Single by John Fogerty

from the album Centerfield
- B-side: "Centerfield"
- Released: March 1985
- Recorded: 1984
- Genre: Rock; heartland rock;
- Length: 3:27
- Label: Warner Bros.
- Songwriter: John Fogerty
- Producer: John Fogerty

John Fogerty singles chronology
| "The Old Man Down the Road" (1984) | "Rock and Roll Girls" (1985) | "Eye of the Zombie" (1986) |

= Rock and Roll Girls =

1985 song by John Fogerty

"Rock and Roll Girls" is a song written by John Fogerty that was first released on his 1985 album Centerfield. It was also released as the second single from the album, backed with the title track of the album. It peaked at number 20 on the Billboard Hot 100 and at number five on the Mainstream Rock chart.

==Lyrics and music==
According to Fogerty, "Rock and Roll Girls" was inspired by watching his teenage daughter and her friends hanging out. He referred to them as "rock and roll girls" so that the song title referenced them rather than groupies who the term might also refer to. It was about how teenagers have their own world that they don't tell their parents about.

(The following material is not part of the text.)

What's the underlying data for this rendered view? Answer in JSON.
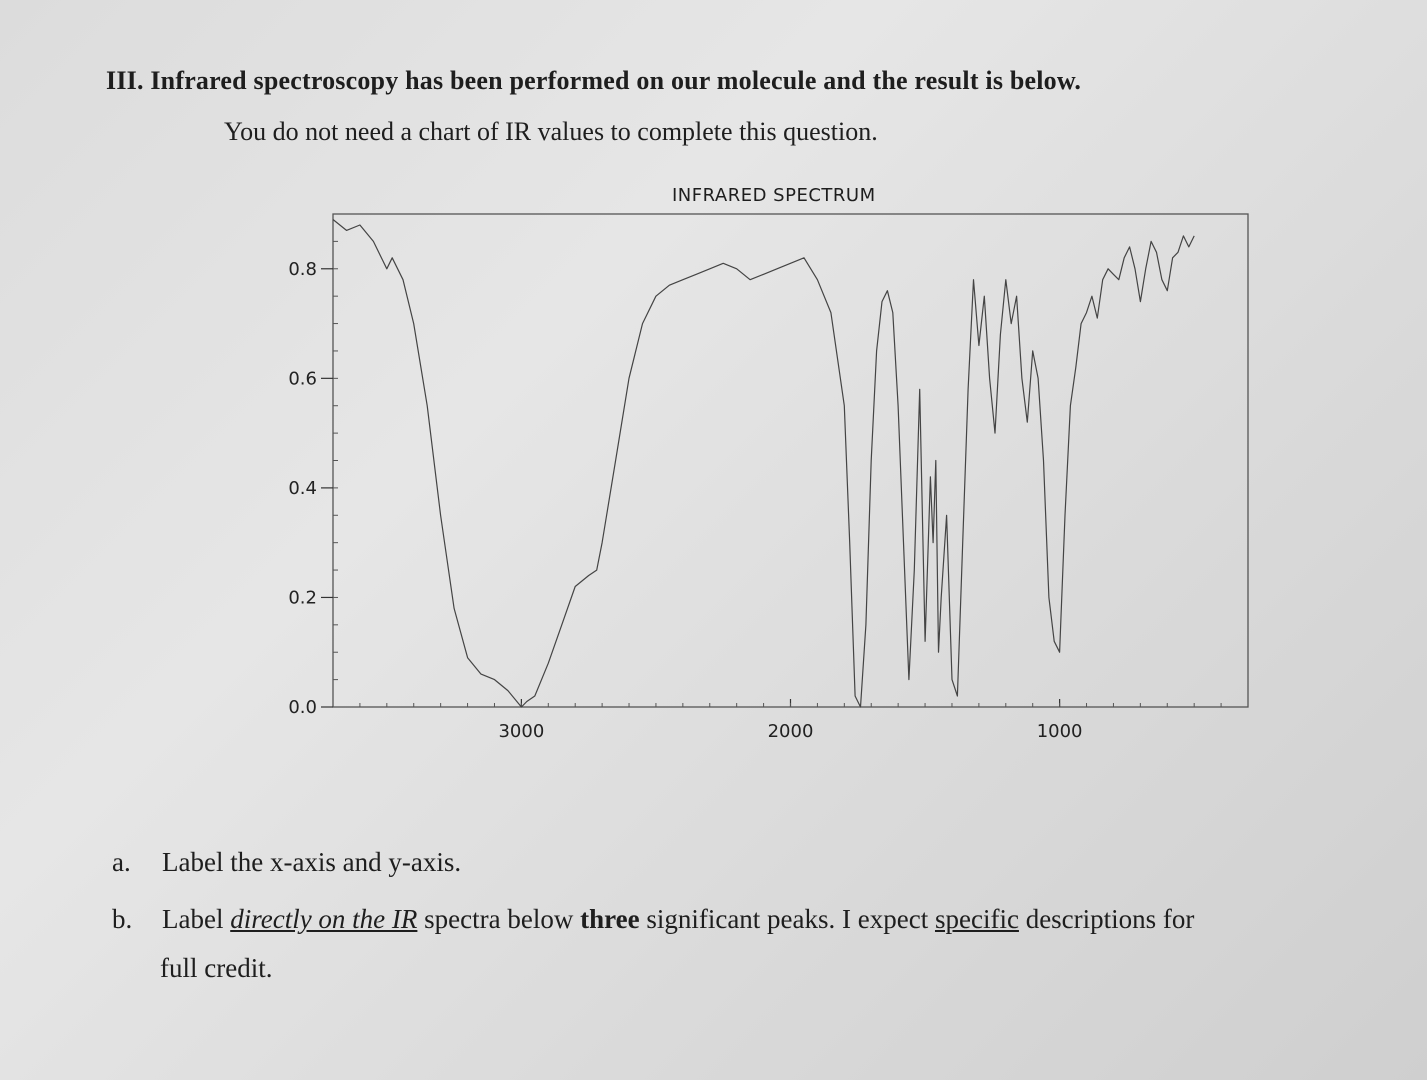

It illustrates those "last days of innocence." Fogerty biographer Thomas M. Kitts finds the song a hopeful one in which the singer can escape his struggles to enter a world "out of time" in which he can find music, love and girls. Music critic James Perone agrees that the song "creates impressions of love, pop music and the beautiful young women of (presumably) the 1960s. According to Ultimate Classic Rock critic Bryan Wawzenek, "Rock and Roll Girls" starts out seeming like it will be a typical 1980s song glorifying rock and roll music. But then there is a twist, he says, and the lyrics then "speak to the mystery of pop music – how it can become a secret handshake between friends, the soundtrack to a memory that means everything."

The melody and chord progression of the verses of "Rock and Roll Girls" are nearly identical to that of Chad and Jeremy's 1964 hit "A Summer Song," except that Fogerty yodels on one of the notes. According to music critic Joe Kowalski, this one alteration "changes the complexion of the riff. According to Fogerty, the melody was actually based on the Rockin' Rebels' 1962 song "Wild Weekend." Fogerty stated "I don't think of it as stealing—more a case of honoring...I'm a sucker for that sound." Kitts describes it as having "a breezy melody and an old-time rock and roll rhythm."

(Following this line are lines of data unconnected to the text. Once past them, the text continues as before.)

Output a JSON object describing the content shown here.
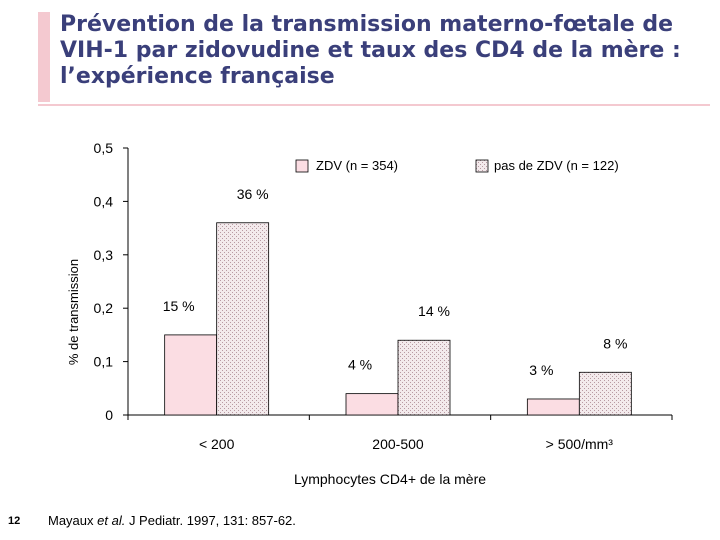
{
  "slide": {
    "title": "Prévention de la transmission materno-fœtale de VIH-1 par zidovudine et taux des CD4 de la mère : l’expérience française",
    "page_number": "12",
    "citation": {
      "authors": "Mayaux ",
      "etal": "et al.",
      "rest": " J Pediatr. 1997, 131: 857-62."
    }
  },
  "colors": {
    "title": "#3a3f7a",
    "accent": "#f4c9d0",
    "zdv_fill": "#fbdde3",
    "nozdv_fill": "#f3eaec"
  },
  "chart_data": {
    "type": "bar",
    "categories": [
      "< 200",
      "200-500",
      "> 500/mm³"
    ],
    "series": [
      {
        "name": "ZDV (n = 354)",
        "values": [
          0.15,
          0.04,
          0.03
        ],
        "labels": [
          "15 %",
          "4 %",
          "3 %"
        ]
      },
      {
        "name": "pas de ZDV (n = 122)",
        "values": [
          0.36,
          0.14,
          0.08
        ],
        "labels": [
          "36 %",
          "14 %",
          "8 %"
        ]
      }
    ],
    "ylabel": "% de transmission",
    "xlabel": "Lymphocytes CD4+ de la mère",
    "ylim": [
      0,
      0.5
    ],
    "yticks": [
      {
        "value": 0,
        "label": "0"
      },
      {
        "value": 0.1,
        "label": "0,1"
      },
      {
        "value": 0.2,
        "label": "0,2"
      },
      {
        "value": 0.3,
        "label": "0,3"
      },
      {
        "value": 0.4,
        "label": "0,4"
      },
      {
        "value": 0.5,
        "label": "0,5"
      }
    ],
    "grid": false,
    "legend": "top-right"
  }
}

Fogerty plays the saxophone solo on the song.

==Reception==
Cash Box called "Rock and Roll Girls" a "pure rock celebration" and said that "Fogerty’s lead vocal is classic." Rolling Stone Magazine critic Kurt Loder praised "Rock and Roll Girls" as "a rather spectacular demonstration of what can still be done with three shitty chords and a blazing sax.” The Age critic Mike Daily described it as having "the breezy appeal of a Buddy Holly song." Allmusic critic Stephen Thomas Erlewine rated it as a "terrific song," describing it as a "sunny rocker." Wawzenek rated the lyrics to "Rock and Roll Girls" among Fogerty's 10 greatest. Kitts believes that Fogerty's perfectionism in performing and producing the song may have robbed it of some necessary rawness and spontaneity. Rolling Stone Album Guide critic Paul Evans regards the song as "charming but slight."

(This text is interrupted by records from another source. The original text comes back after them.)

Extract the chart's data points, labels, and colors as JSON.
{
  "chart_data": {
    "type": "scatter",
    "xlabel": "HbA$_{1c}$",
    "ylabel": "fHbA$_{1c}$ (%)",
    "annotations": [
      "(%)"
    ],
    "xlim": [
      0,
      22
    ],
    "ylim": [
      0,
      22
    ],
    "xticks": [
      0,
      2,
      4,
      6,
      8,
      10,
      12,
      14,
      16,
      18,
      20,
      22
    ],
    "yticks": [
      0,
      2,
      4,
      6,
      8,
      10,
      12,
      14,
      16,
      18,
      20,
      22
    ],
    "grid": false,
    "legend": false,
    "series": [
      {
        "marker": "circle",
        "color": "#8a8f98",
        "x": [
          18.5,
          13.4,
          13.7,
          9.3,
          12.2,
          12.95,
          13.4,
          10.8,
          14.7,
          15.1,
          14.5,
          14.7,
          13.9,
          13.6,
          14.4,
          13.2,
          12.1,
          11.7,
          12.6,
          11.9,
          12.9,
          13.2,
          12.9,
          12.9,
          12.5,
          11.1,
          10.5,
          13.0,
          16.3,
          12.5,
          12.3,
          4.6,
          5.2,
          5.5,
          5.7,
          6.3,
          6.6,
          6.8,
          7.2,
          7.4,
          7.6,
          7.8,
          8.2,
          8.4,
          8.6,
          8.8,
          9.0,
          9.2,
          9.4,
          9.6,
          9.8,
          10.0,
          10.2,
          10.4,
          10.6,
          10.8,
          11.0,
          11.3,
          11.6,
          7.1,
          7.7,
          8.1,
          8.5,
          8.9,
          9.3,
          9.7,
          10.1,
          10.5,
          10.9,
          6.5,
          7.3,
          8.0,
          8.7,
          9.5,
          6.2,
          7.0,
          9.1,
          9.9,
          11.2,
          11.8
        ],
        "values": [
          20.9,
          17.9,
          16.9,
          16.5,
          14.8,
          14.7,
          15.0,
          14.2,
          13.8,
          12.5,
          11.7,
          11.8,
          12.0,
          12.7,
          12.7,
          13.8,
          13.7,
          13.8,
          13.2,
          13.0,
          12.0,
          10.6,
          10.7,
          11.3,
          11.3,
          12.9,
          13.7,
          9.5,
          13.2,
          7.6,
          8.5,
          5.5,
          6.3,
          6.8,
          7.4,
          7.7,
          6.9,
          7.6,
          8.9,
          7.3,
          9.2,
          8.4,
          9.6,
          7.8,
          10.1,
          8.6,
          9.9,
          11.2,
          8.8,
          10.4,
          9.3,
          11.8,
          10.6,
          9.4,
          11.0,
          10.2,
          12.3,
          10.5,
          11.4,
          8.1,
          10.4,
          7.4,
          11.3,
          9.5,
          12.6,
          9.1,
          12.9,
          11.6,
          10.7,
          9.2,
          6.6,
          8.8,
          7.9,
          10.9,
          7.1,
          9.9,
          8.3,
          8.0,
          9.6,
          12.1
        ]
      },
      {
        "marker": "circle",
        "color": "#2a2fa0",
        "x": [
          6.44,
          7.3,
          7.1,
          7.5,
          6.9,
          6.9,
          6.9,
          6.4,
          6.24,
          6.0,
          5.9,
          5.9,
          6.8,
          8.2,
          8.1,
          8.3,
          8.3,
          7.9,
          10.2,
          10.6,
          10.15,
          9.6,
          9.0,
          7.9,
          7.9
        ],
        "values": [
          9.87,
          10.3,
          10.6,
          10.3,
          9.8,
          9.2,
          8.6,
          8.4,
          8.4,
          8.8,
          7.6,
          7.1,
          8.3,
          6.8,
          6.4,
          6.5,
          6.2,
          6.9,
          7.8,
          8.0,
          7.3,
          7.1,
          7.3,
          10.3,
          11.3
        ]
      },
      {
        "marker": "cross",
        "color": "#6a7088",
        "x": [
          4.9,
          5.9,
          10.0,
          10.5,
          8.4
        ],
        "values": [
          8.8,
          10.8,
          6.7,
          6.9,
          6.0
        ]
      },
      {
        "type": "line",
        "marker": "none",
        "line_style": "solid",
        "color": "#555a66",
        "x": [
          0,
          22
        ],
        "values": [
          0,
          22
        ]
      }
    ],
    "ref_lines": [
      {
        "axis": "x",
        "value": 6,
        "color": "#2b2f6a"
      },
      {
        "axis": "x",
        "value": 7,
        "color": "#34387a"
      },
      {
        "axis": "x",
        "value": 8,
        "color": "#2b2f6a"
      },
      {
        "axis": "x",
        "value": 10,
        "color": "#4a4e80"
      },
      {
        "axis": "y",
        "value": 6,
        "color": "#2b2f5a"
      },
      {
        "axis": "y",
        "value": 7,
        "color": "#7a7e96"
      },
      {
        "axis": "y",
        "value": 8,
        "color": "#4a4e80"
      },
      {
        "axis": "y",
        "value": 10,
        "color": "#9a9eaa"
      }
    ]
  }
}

Although less successful on the charts than Fogerty's previous single from Centerfield, "The Old Man Down the Road" which peaked at #10, "Rock and Roll Girls" reached the Top 20 on the Billboard Hot 100, peaking at #20. It performed better on the Billboard Mainstream Rock chart, peaking at #5, as well as in Canada, reaching #16, and in Austria, reaching #10.

==Lawsuit==
Fogerty used "Rock and Roll Girls" (as well as "Centerfield") as an example of how songs evolve in his defense in a lawsuit brought against him by Fantasy Records. Fantasy Records owner Saul Zaentz claimed that the refrain of "The Old Man Down the Road" was the same as that from a Creedence Clearwater Revival song, "Run Through the Jungle." Although Fogerty had written "Run Through the Jungle" Fantasy Records and Zaentz owned the copyright. Fogerty used progressive versions of "Rock and Roll Girls" as it was being developed to demonstrate how many blues songs are similar because they are based on the same 5-note pentatonic scale, but that they incorporate small variations.